Les Courtiers en assurance, ont très tôt (c’était en 1964), telle une sorte d’obligation accessoire naturellement issue du contrat, reçus des Tribunaux une obligation de conseil : « le courtier doit être un guide sûr et un conseil expérimenté », selon la Cour de cassation.


Au stade actuel de mise en œuvre, les professionnels de l’intermédiation bancaire que sont les IOBSP s’interrogent sur le choix de leur statut, décision qu’ils doivent arrêter d’ici le 15 avril 2013.
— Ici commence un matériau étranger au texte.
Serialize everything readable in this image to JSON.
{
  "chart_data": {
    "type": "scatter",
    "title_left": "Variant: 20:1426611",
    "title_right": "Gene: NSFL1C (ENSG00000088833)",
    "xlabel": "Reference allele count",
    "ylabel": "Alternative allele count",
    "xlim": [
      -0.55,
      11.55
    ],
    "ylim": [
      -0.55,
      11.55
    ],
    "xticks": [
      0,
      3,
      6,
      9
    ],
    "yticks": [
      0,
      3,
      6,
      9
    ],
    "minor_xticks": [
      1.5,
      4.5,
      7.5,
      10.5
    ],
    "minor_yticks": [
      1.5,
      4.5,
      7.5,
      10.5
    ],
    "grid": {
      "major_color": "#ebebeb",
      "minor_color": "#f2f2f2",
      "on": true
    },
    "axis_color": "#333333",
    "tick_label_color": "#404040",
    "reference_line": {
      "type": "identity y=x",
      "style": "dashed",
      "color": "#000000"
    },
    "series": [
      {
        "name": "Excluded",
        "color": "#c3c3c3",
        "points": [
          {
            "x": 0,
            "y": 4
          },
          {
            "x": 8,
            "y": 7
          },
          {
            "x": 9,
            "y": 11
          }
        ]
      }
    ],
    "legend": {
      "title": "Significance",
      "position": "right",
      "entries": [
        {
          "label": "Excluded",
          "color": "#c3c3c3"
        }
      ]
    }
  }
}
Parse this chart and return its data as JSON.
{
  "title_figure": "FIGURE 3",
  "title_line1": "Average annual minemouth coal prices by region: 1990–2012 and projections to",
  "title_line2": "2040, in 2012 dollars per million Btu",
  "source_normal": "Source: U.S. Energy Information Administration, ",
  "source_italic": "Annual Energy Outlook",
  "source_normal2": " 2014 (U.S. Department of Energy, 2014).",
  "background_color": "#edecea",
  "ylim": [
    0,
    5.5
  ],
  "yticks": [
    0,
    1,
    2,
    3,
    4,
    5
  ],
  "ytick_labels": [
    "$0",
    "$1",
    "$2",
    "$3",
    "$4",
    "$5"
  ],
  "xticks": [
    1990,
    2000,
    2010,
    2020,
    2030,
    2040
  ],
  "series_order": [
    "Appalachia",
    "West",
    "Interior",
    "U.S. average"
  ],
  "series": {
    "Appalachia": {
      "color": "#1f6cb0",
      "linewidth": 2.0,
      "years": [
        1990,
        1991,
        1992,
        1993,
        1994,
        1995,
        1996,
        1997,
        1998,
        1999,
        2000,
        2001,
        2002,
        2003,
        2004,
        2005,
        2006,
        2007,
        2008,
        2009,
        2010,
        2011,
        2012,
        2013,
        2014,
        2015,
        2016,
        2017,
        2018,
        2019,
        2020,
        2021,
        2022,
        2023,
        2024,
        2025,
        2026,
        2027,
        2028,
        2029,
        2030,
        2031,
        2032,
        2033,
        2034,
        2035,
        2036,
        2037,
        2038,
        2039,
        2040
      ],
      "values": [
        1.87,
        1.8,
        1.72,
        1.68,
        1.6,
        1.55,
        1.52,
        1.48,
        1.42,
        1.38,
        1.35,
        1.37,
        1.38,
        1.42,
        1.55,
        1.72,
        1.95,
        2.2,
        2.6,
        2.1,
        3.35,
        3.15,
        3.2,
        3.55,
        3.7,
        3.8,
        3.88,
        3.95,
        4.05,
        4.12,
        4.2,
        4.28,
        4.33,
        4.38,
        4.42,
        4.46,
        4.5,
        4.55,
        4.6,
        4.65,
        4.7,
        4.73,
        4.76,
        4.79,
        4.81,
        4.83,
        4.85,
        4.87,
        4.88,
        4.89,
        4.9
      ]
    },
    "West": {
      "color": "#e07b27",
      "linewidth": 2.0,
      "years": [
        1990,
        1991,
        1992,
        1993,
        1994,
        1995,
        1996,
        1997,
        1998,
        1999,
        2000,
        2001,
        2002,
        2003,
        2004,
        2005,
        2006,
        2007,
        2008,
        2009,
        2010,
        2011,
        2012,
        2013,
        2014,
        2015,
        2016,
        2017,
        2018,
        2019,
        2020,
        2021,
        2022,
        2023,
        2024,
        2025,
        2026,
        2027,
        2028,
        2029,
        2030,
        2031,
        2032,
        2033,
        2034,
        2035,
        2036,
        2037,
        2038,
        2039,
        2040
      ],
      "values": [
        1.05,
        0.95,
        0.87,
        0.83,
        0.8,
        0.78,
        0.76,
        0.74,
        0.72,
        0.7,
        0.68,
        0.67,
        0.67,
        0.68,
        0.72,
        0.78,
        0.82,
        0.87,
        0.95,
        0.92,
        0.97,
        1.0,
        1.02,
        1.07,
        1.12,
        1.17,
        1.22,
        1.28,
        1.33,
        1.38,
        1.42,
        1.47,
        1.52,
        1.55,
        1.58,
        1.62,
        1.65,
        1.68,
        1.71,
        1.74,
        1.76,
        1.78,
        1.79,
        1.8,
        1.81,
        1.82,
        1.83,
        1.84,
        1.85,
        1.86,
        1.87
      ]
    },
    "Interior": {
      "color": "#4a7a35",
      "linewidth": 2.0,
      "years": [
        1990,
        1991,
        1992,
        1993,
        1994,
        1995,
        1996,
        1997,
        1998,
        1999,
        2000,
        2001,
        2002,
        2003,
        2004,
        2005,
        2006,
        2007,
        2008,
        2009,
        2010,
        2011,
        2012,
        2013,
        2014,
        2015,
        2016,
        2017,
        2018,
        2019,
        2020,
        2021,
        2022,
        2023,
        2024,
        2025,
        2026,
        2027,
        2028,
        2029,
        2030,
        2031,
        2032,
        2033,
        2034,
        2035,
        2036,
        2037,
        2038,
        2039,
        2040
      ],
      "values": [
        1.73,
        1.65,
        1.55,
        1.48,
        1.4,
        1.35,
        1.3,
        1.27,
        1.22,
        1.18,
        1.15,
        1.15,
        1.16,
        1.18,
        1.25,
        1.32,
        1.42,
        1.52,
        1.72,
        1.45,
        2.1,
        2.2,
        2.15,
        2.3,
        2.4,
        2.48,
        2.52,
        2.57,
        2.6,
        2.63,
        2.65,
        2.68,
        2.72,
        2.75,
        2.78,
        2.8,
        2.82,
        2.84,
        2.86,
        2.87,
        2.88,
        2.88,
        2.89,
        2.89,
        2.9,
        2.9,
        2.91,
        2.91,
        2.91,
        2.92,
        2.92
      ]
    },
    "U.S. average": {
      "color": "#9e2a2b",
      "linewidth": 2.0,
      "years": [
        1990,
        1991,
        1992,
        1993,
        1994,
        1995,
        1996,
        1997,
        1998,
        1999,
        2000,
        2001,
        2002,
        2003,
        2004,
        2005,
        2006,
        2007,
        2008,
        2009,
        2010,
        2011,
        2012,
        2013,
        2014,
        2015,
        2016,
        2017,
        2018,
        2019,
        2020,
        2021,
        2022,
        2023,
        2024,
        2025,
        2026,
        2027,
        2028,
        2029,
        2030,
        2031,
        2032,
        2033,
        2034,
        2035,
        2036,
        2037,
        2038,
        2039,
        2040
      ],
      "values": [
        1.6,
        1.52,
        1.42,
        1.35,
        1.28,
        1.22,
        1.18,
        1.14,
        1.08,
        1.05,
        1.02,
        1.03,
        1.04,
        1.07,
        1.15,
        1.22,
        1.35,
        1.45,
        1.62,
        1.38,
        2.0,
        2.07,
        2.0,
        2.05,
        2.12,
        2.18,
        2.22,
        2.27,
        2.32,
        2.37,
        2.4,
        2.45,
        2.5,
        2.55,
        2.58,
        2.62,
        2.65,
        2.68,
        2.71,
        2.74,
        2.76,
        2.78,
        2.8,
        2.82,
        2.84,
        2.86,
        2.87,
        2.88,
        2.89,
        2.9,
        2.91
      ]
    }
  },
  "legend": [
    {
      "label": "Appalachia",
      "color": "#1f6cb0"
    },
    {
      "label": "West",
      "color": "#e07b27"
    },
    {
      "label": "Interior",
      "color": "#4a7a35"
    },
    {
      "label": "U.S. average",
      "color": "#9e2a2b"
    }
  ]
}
En particulier, l’option ouverte entre le statut de Courtier ou celui de Mandataire non exclusif (« multi-marques ») mérite d’être pesée. D’autant que rien, dans la Réglementation, n’empêche de changer de catégorie d’IOBSP (pour peu que les conditions d’accès au statut visé soit, naturellement, respectées, notamment l’inscription au RCS et l’attestation de formation de niveau 1, pour les Courtiers).


A tout le moins, ce changement est possible à chaque renouvellement annuel d’inscription à l’ORIAS, avant le 15 mars (idéalement même, en cours d’année, puisqu’il s’agit d’un changement de catégorie d’immatriculation). Il est assez «normal» qu’une Réglementation ambitieuse, touchant un pan important de l’activité économique, ici, celle du crédit, nécessite des précisions et des approfondissements. Dans tous les cas, les IOBSP ne peuvent plus faire l’économie d’un fonctionnement juridique précis, éclairé, soucieux de conformité, traçable, donc, écrit : c’est sans doute, dans un premier temps, cette démarche qui sera la plus productive, davantage que des réponses péremptoires à toutes les questions soulevées par les nouvelles dispositions, dont nous n’abordons ici qu’une frange.


Enfin, la coexistence de régimes d’information et de de conseil différents selon les canaux de distribution du crédit laisse entrevoir, avec une forte probabilité, une poussée de convergence. Dans les années qui viennent, la force des dispositions nouvelles qui s’amorcent donnera certainement la tentation d’unifier le régime de l’obligation de conseil des distributeurs de crédit, quelle que soit leur nature juridique.


Est-ce réaliste ? Est-ce souhaitable ? Dès à présent, la formation professionnelle élaborée pour les courtiers en crédit et pour l’ensemble des IOBSP peut s’avérer fort utile à l’ensemble des collaborateurs en charge d’activités commerciales de crédits, y compris dans les agences bancaires.